National Qualifications Frameworks and the Dual Model of Vocational Training in International Cooperation
Edited By Markus Maurer and Philipp Gonon
Bringing together contributions from authors involved in both the theory and practice of vocational skills training development, this volume analyses the challenges that are tied to the transfer of these two dominant models in the context of international cooperation, sheds light on how they are being implemented, and discusses alternatives to the standard approaches to policy transfer.
The transfer of dual vocational training: Experiences from German development cooperation: Reinhard Stockmann
The transfer of dual vocational training: Experiences from German development cooperation
Dual vocational training is a successful model, considered to offer many positive outcomes. A few of these (though not all) are examined here: low youth unemployment, transference of high levels of expertise, strong practice-orientation, reduced state spending on education, a socially accepted alternative to academic training, a clearly-structured system of training (proven to be flexible and adaptable, even in times of crisis), etc.
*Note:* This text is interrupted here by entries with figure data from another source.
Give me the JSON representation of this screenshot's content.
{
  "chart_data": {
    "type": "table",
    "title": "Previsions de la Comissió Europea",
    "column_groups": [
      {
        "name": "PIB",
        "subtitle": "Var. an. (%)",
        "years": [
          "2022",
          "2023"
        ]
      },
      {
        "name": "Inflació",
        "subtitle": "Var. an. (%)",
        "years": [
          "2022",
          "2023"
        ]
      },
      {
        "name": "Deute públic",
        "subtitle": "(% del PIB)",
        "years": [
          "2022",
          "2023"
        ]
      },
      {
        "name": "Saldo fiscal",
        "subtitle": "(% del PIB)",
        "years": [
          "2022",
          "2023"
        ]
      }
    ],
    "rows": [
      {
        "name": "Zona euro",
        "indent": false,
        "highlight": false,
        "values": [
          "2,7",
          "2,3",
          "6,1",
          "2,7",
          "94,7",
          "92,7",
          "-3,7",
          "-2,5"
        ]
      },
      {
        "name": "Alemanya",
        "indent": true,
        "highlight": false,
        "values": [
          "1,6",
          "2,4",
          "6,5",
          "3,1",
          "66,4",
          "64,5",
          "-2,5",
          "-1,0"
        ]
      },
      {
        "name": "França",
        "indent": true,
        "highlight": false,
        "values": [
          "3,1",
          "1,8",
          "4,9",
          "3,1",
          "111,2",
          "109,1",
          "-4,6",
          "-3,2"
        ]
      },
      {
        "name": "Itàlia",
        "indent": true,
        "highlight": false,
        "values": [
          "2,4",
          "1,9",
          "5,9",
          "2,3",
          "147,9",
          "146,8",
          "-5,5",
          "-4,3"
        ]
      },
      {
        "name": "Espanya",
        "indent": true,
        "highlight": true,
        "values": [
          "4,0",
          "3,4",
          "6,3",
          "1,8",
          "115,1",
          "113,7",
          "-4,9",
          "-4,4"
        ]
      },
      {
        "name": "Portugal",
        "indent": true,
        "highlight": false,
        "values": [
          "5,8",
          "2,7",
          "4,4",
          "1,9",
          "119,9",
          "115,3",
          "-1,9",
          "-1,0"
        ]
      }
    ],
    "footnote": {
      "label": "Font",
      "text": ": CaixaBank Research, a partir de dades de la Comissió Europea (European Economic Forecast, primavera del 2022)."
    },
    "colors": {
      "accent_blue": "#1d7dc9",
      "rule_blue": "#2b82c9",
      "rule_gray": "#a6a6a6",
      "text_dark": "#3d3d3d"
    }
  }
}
It is not surprising that other countries with differently organised vocational training, such as full-time schooling or on-the-job training schemes, have long shown an interest in the dual training system model, considering its numerous beneficial features. As a consequence, for decades now, the introduction of ‘dual’ or ‘cooperative’ system elements, and even the transfer of the dual system in its entirety, have been part of the portfolio of German and Swiss efforts to promote vocational training.